Umbrellastream has launched syndication of the US$2.4bn debt backing the buyout of Expro. Umbrellastream is the acquisition vehicle of a consortium of Candover, Goldman Sachs Capital Partners and AlpInvest Partners. Expro is a global oilfield services business.

Mandated lead arranger and co-ordinator is RBS, with mandated lead arrangers HSBC, Lloyds TSB, RBC Capital Markets, DnB NOR and Calyon and JLA HBOS.

Despite the acquisition being funded and closing in sterling, the facilities have been redenominated in US dollars and include US$1.6685bn of senior secured facilities.

Debt is split between a US$404.2m amortising seven-year TLA paying 300bp over Libor, a US$472.2m eight-year bullet TLB paying 350bp, and a US$472.2m nine-year bullet TLC paying 400bp. The deal includes a US$175m institutional carve-out of the TLB and TLC.

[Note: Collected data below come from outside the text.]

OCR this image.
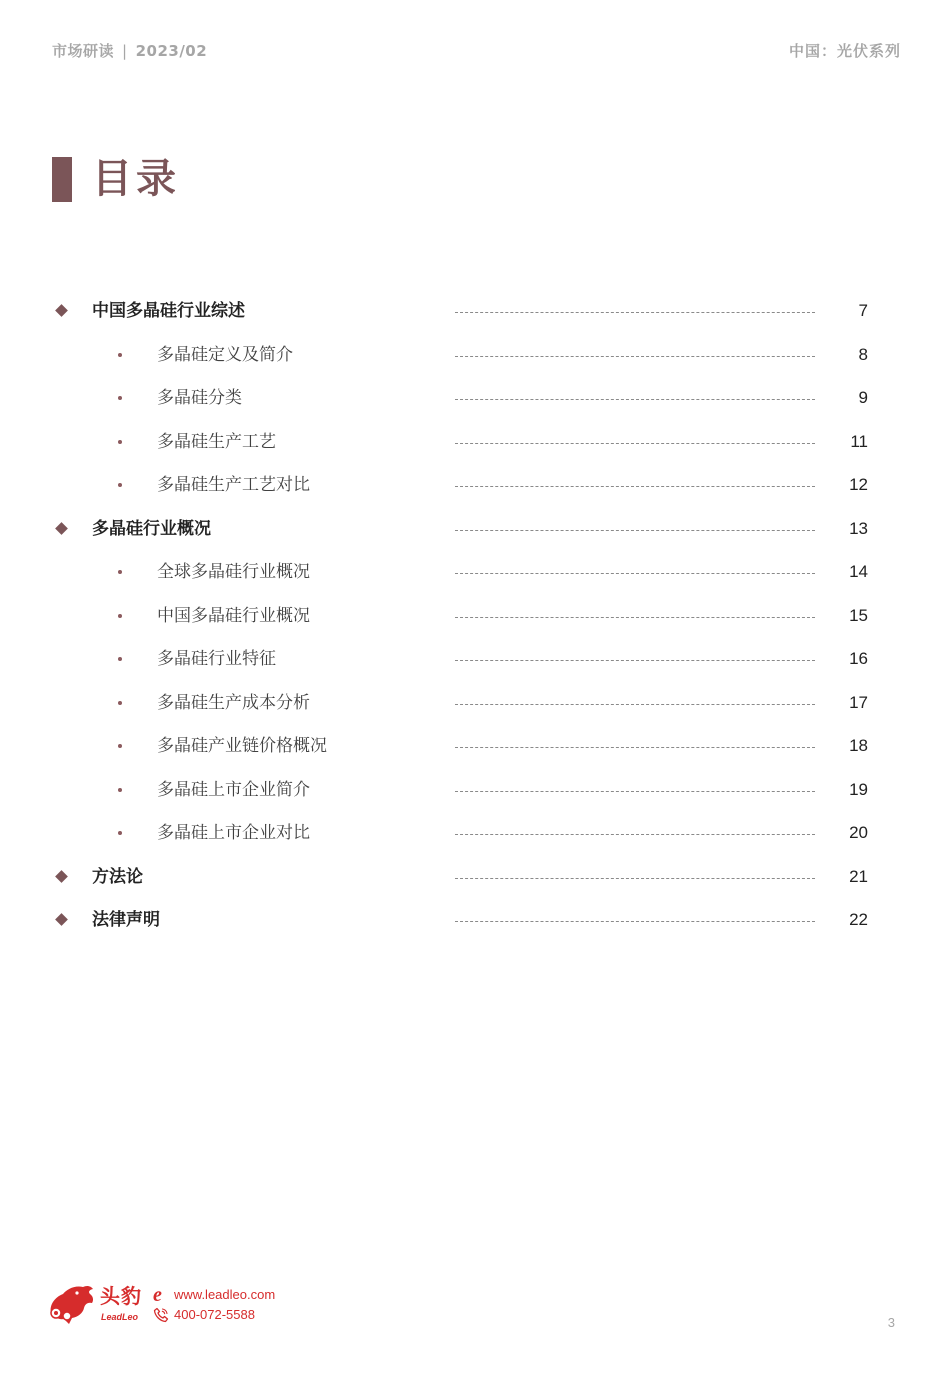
市场研读 | 2023/02	中国：光伏系列
目录
中国多晶硅行业综述	7
多晶硅定义及简介	8
多晶硅分类	9
多晶硅生产工艺	11
多晶硅生产工艺对比	12
多晶硅行业概况	13
全球多晶硅行业概况	14
中国多晶硅行业概况	15
多晶硅行业特征	16
多晶硅生产成本分析	17
多晶硅产业链价格概况	18
多晶硅上市企业简介	19
多晶硅上市企业对比	20
方法论	21
法律声明	22
头豹
LeadLeo
e www.leadleo.com
400-072-5588
3
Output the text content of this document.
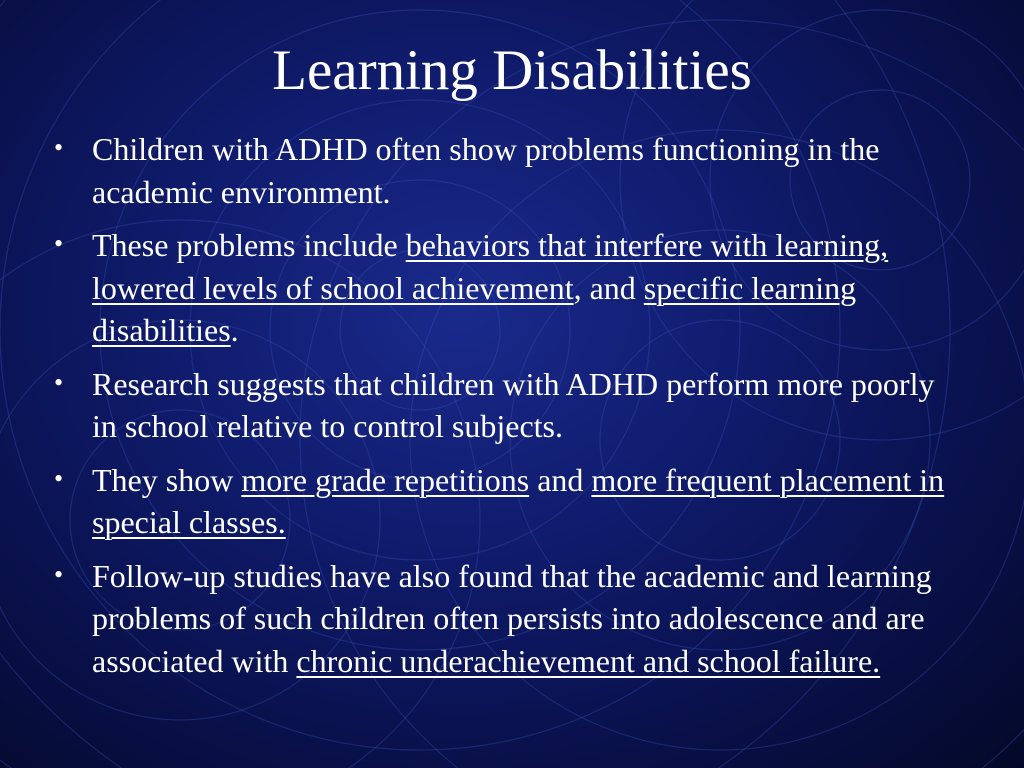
Learning Disabilities
• Children with ADHD often show problems functioning in the academic environment.
• These problems include behaviors that interfere with learning, lowered levels of school achievement, and specific learning disabilities.
• Research suggests that children with ADHD perform more poorly in school relative to control subjects.
• They show more grade repetitions and more frequent placement in special classes.
• Follow-up studies have also found that the academic and learning problems of such children often persists into adolescence and are associated with chronic underachievement and school failure.
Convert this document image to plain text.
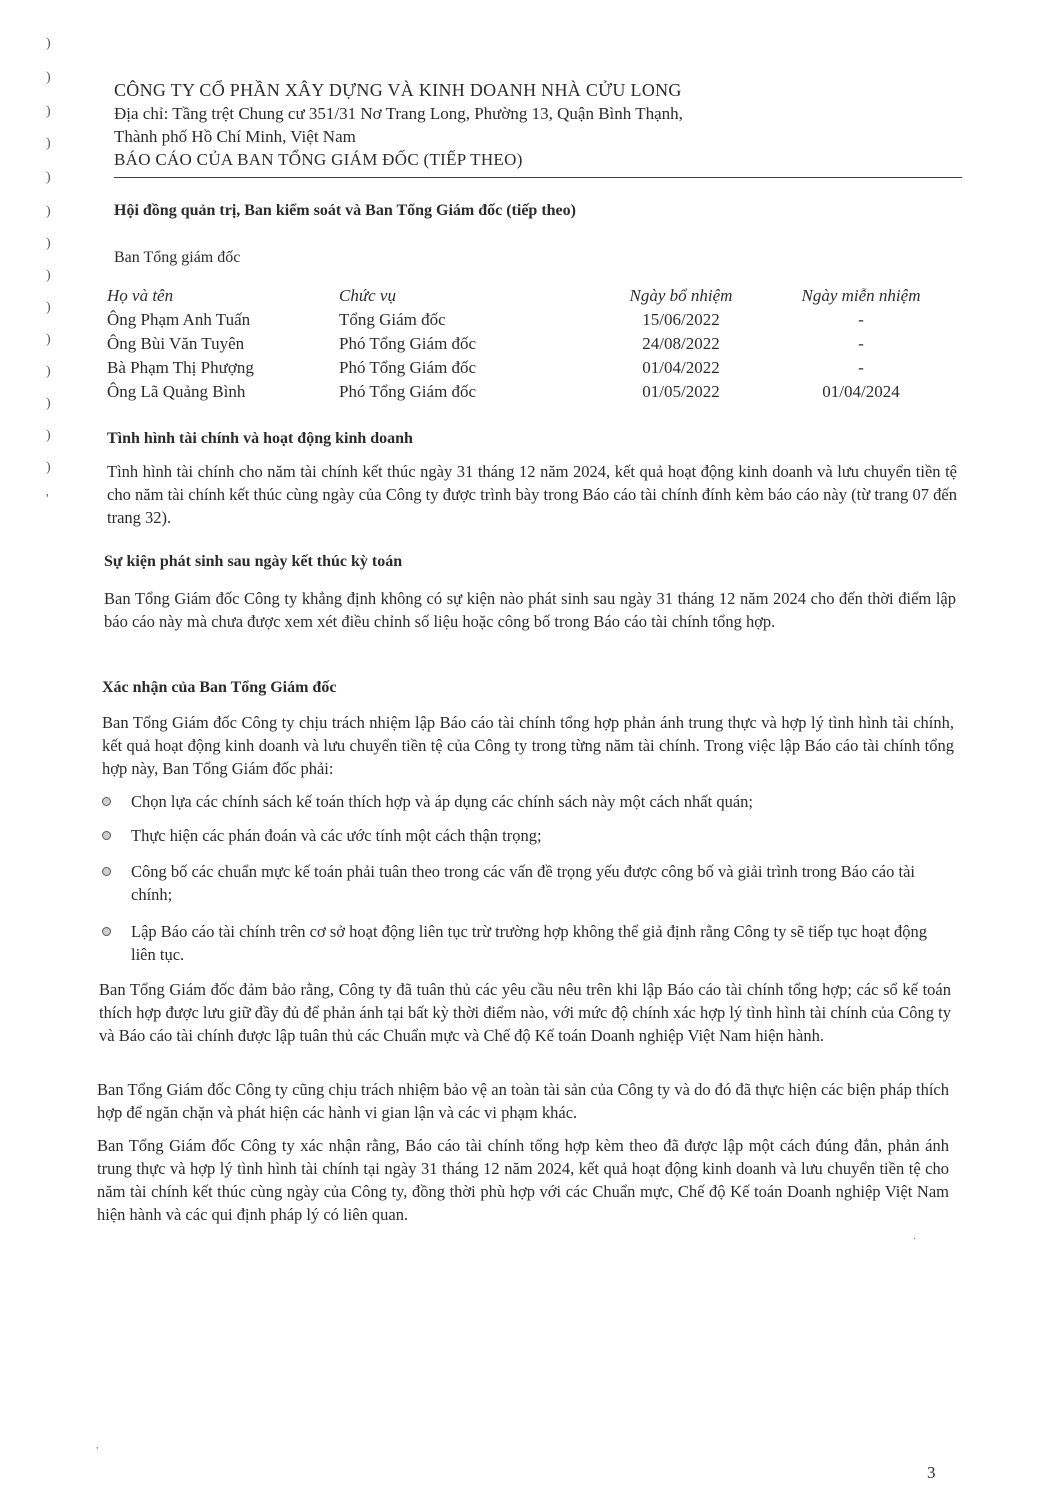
)
)
)
)
)
)
)
)
)
)
)
)
)
)
'
CÔNG TY CỔ PHẦN XÂY DỰNG VÀ KINH DOANH NHÀ CỬU LONG
Địa chỉ: Tầng trệt Chung cư 351/31 Nơ Trang Long, Phường 13, Quận Bình Thạnh,
Thành phố Hồ Chí Minh, Việt Nam
BÁO CÁO CỦA BAN TỔNG GIÁM ĐỐC (TIẾP THEO)
Hội đồng quản trị, Ban kiểm soát và Ban Tổng Giám đốc (tiếp theo)
Ban Tổng giám đốc
Họ và tên	Chức vụ	Ngày bổ nhiệm	Ngày miễn nhiệm
Ông Phạm Anh Tuấn	Tổng Giám đốc	15/06/2022	-
Ông Bùi Văn Tuyên	Phó Tổng Giám đốc	24/08/2022	-
Bà Phạm Thị Phượng	Phó Tổng Giám đốc	01/04/2022	-
Ông Lã Quảng Bình	Phó Tổng Giám đốc	01/05/2022	01/04/2024
Tình hình tài chính và hoạt động kinh doanh
Tình hình tài chính cho năm tài chính kết thúc ngày 31 tháng 12 năm 2024, kết quả hoạt động kinh doanh và lưu chuyển tiền tệ cho năm tài chính kết thúc cùng ngày của Công ty được trình bày trong Báo cáo tài chính đính kèm báo cáo này (từ trang 07 đến trang 32).
Sự kiện phát sinh sau ngày kết thúc kỳ toán
Ban Tổng Giám đốc Công ty khẳng định không có sự kiện nào phát sinh sau ngày 31 tháng 12 năm 2024 cho đến thời điểm lập báo cáo này mà chưa được xem xét điều chỉnh số liệu hoặc công bố trong Báo cáo tài chính tổng hợp.
Xác nhận của Ban Tổng Giám đốc
Ban Tổng Giám đốc Công ty chịu trách nhiệm lập Báo cáo tài chính tổng hợp phản ánh trung thực và hợp lý tình hình tài chính, kết quả hoạt động kinh doanh và lưu chuyển tiền tệ của Công ty trong từng năm tài chính. Trong việc lập Báo cáo tài chính tổng hợp này, Ban Tổng Giám đốc phải:
Chọn lựa các chính sách kế toán thích hợp và áp dụng các chính sách này một cách nhất quán;
Thực hiện các phán đoán và các ước tính một cách thận trọng;
Công bố các chuẩn mực kế toán phải tuân theo trong các vấn đề trọng yếu được công bố và giải trình trong Báo cáo tài chính;
Lập Báo cáo tài chính trên cơ sở hoạt động liên tục trừ trường hợp không thể giả định rằng Công ty sẽ tiếp tục hoạt động liên tục.
Ban Tổng Giám đốc đảm bảo rằng, Công ty đã tuân thủ các yêu cầu nêu trên khi lập Báo cáo tài chính tổng hợp; các sổ kế toán thích hợp được lưu giữ đầy đủ để phản ánh tại bất kỳ thời điểm nào, với mức độ chính xác hợp lý tình hình tài chính của Công ty và Báo cáo tài chính được lập tuân thủ các Chuẩn mực và Chế độ Kế toán Doanh nghiệp Việt Nam hiện hành.
Ban Tổng Giám đốc Công ty cũng chịu trách nhiệm bảo vệ an toàn tài sản của Công ty và do đó đã thực hiện các biện pháp thích hợp để ngăn chặn và phát hiện các hành vi gian lận và các vi phạm khác.
Ban Tổng Giám đốc Công ty xác nhận rằng, Báo cáo tài chính tổng hợp kèm theo đã được lập một cách đúng đắn, phản ánh trung thực và hợp lý tình hình tài chính tại ngày 31 tháng 12 năm 2024, kết quả hoạt động kinh doanh và lưu chuyển tiền tệ cho năm tài chính kết thúc cùng ngày của Công ty, đồng thời phù hợp với các Chuẩn mực, Chế độ Kế toán Doanh nghiệp Việt Nam hiện hành và các qui định pháp lý có liên quan.
·
,
3
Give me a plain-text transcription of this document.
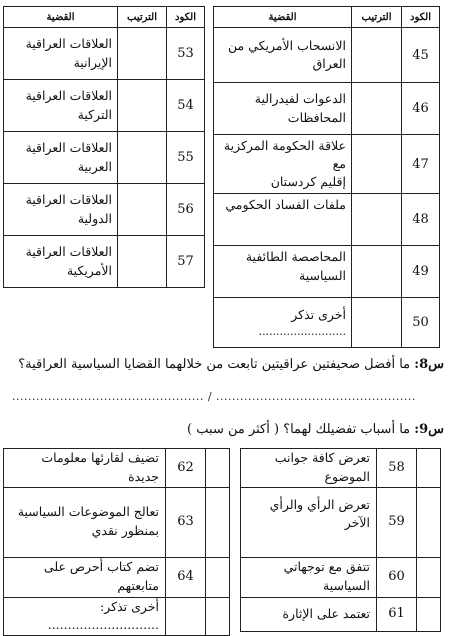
القضية	الترتيب	الكود

الانسحاب الأمريكي من
العراق		45

الدعوات لفيدرالية
المحافظات		46

علاقة الحكومة المركزية مع
إقليم كردستان		47

ملفات الفساد الحكومي		48

المحاصصة الطائفية السياسية		49

أخرى تذكر
.........................		50
القضية	الترتيب	الكود

العلاقات العراقية
الإيرانية		53

العلاقات العراقية
التركية		54

العلاقات العراقية
العربية		55

العلاقات العراقية
الدولية		56

العلاقات العراقية
الأمريكية		57
س8: ما أفضل صحيفتين عراقيتين تابعت من خلالهما القضايا السياسية العراقية؟
................................................ / ..................................................
س9: ما أسباب تفضيلك لهما؟ ( أكثر من سبب )
تعرض كافة جوانب الموضوع	58	
تعرض الرأي والرأي الآخر	59	
تتفق مع توجهاتي السياسية	60	
تعتمد على الإثارة	61	
تضيف لقارئها معلومات جديدة	62	
تعالج الموضوعات السياسية بمنظور نقدي	63	
تضم كتاب أحرص على متابعتهم	64	
أخرى تذكر: ............................		
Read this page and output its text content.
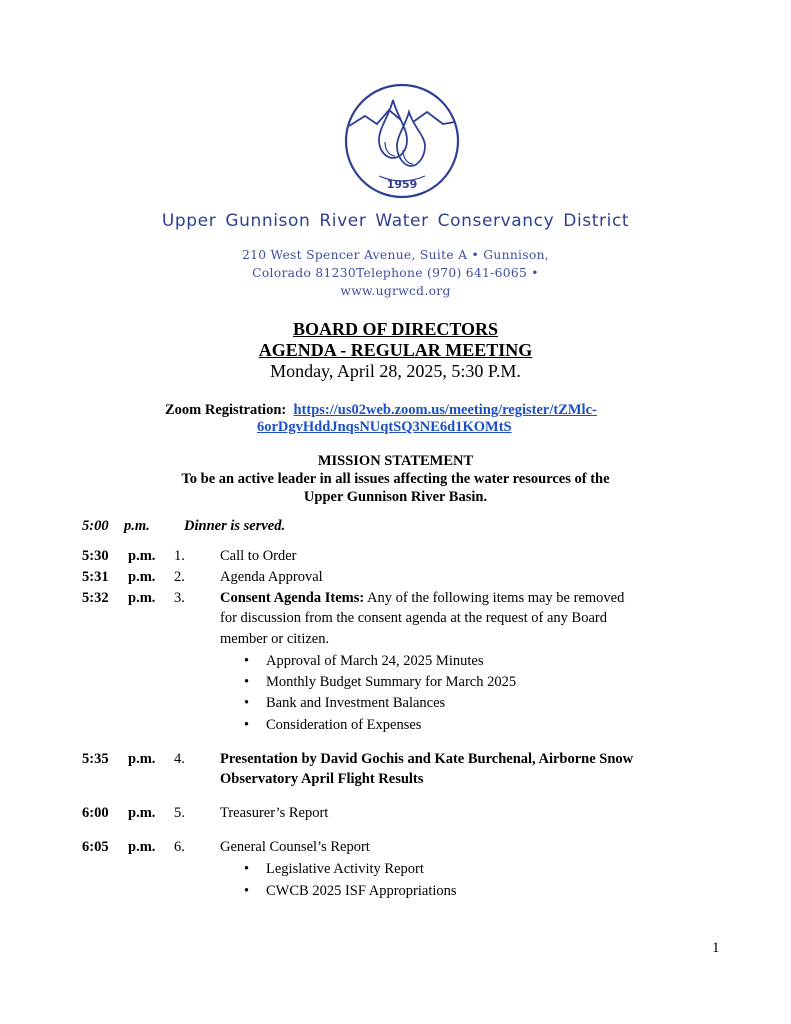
1959
Upper Gunnison River Water Conservancy District
210 West Spencer Avenue, Suite A • Gunnison,
Colorado 81230Telephone (970) 641-6065 •
www.ugrwcd.org
BOARD OF DIRECTORS
AGENDA - REGULAR MEETING
Monday, April 28, 2025, 5:30 P.M.
Zoom Registration: https://us02web.zoom.us/meeting/register/tZMlc-
6orDgvHddJnqsNUqtSQ3NE6d1KOMtS
MISSION STATEMENT
To be an active leader in all issues affecting the water resources of the
Upper Gunnison River Basin.
5:00 p.m. Dinner is served.
5:30 p.m. 1. Call to Order
5:31 p.m. 2. Agenda Approval
5:32 p.m. 3. Consent Agenda Items: Any of the following items may be removed
for discussion from the consent agenda at the request of any Board
member or citizen.
• Approval of March 24, 2025 Minutes
• Monthly Budget Summary for March 2025
• Bank and Investment Balances
• Consideration of Expenses
5:35 p.m. 4. Presentation by David Gochis and Kate Burchenal, Airborne Snow
Observatory April Flight Results
6:00 p.m. 5. Treasurer’s Report
6:05 p.m. 6. General Counsel’s Report
• Legislative Activity Report
• CWCB 2025 ISF Appropriations
1
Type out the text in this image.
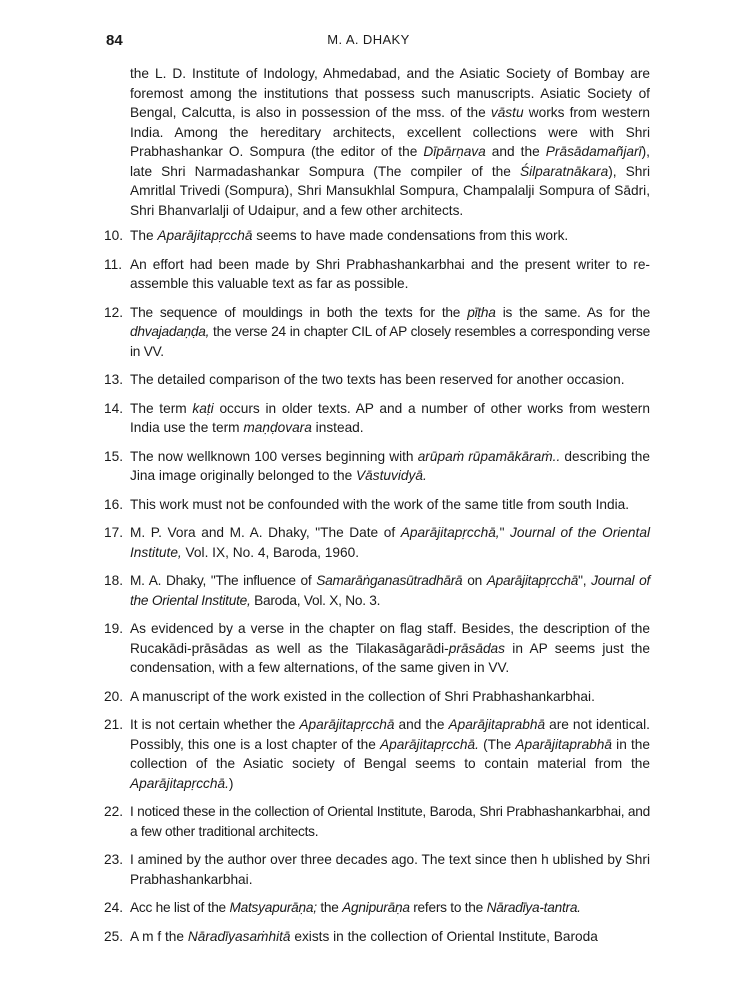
84	M. A. DHAKY

the L. D. Institute of Indology, Ahmedabad, and the Asiatic Society of Bombay are foremost among the institutions that possess such manuscripts. Asiatic Society of Bengal, Calcutta, is also in possession of the mss. of the vāstu works from western India. Among the hereditary architects, excellent collections were with Shri Prabhashankar O. Sompura (the editor of the Dīpārṇava and the Prāsādamañjarī), late Shri Narmadashankar Sompura (The compiler of the Śilparatnākara), Shri Amritlal Trivedi (Sompura), Shri Mansukhlal Sompura, Champalalji Sompura of Sādri, Shri Bhanvarlalji of Udaipur, and a few other architects.

10. The Aparājitapṛcchā seems to have made condensations from this work.
11. An effort had been made by Shri Prabhashankarbhai and the present writer to re-assemble this valuable text as far as possible.
12. The sequence of mouldings in both the texts for the pīṭha is the same. As for the dhvajadaṇḍa, the verse 24 in chapter CIL of AP closely resembles a corresponding verse in VV.
13. The detailed comparison of the two texts has been reserved for another occasion.
14. The term kaṭi occurs in older texts. AP and a number of other works from western India use the term maṇḍovara instead.
15. The now wellknown 100 verses beginning with arūpaṁ rūpamākāraṁ.. describing the Jina image originally belonged to the Vāstuvidyā.
16. This work must not be confounded with the work of the same title from south India.
17. M. P. Vora and M. A. Dhaky, "The Date of Aparājitapṛcchā," Journal of the Oriental Institute, Vol. IX, No. 4, Baroda, 1960.
18. M. A. Dhaky, "The influence of Samarāṅganasūtradhārā on Aparājitapṛcchā", Journal of the Oriental Institute, Baroda, Vol. X, No. 3.
19. As evidenced by a verse in the chapter on flag staff. Besides, the description of the Rucakādi-prāsādas as well as the Tilakasāgarādi-prāsādas in AP seems just the condensation, with a few alternations, of the same given in VV.
20. A manuscript of the work existed in the collection of Shri Prabhashankarbhai.
21. It is not certain whether the Aparājitapṛcchā and the Aparājitaprabhā are not identical. Possibly, this one is a lost chapter of the Aparājitapṛcchā. (The Aparājitaprabhā in the collection of the Asiatic society of Bengal seems to contain material from the Aparājitapṛcchā.)
22. I noticed these in the collection of Oriental Institute, Baroda, Shri Prabhashankarbhai, and a few other traditional architects.
23. I amined by the author over three decades ago. The text since then h ublished by Shri Prabhashankarbhai.
24. Acc he list of the Matsyapurāṇa; the Agnipurāṇa refers to the Nāradīya-tantra.
25. A m f the Nāradīyasaṁhitā exists in the collection of Oriental Institute, Baroda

Unfunded tranches include a US$160m RCF and a US$160m capex/acquisition facility, both priced at 300bp.

Junior debt is a huge US$724.4m 10-year mezzanine facility which has been largely pre-placed. The mezz pays 10% – 4.25% cash and 5.75% PIK – and comes with call protection: non-call two, 102, 101.

Ticket sizes are US$60m, US$40m and US$25m, with fees of 145bp, 112.5bp and 87.5bp respectively.

Leverage is 3.94 for senior and 6.06 for total, and equity represents 51.5% of the total net capitalisation. A bank meeting will be held in London this Wednesday.

CVC has launched general syndication of the debt supporting its €800m buyout of Taminco of Belgium, which produces alkylamines and derivatives used in the chemicals industry. The buyout was originally announced in July last year. Bookrunners are Dresdner Kleinwort, Merrill Lynch, Rabobank and non-active bookrunner Fortis.

General syndication follows a senior phase aimed at relationship banks.

Debt of €600m is made up of a €100m seven-year revolver paying 225bp over Euribor, a €99m seven-year term loan A paying 237.5bp, a €180m eight-year term loan B paying 275bp and a €180m nine-year term loan C paying 325bp.

The deal also includes a €120m second-lien tranche, which has been pre placed – either priced up to mezzanine-type levels and sold or held by the bookrunners.

The €550m debt package supporting Carlyle‘s buyout of Greek chemicals group Neochemiki has closed oversubscribed. Lead banks Dresdner Kleinwort, Emporiki Bank, Millennium Bank, Piraeus Bank and Proton Bank were joined by the National Bank of Greece before launch.

Senior debt was split between a €145m seven-year term loan A paying 225bp over Euribor, a €120m eight-year term loan B at 275bp, a €120m nine-year term loan C at 325bp, a €75m seven-year revolver at 225bp and a €50m seven-year capex facility at 225bp. An additional €40m subordinated tranche was pre-placed.

Leveraged based on 2007 Ebitda opened at 3.9 for senior rising to 4.3 for total debt.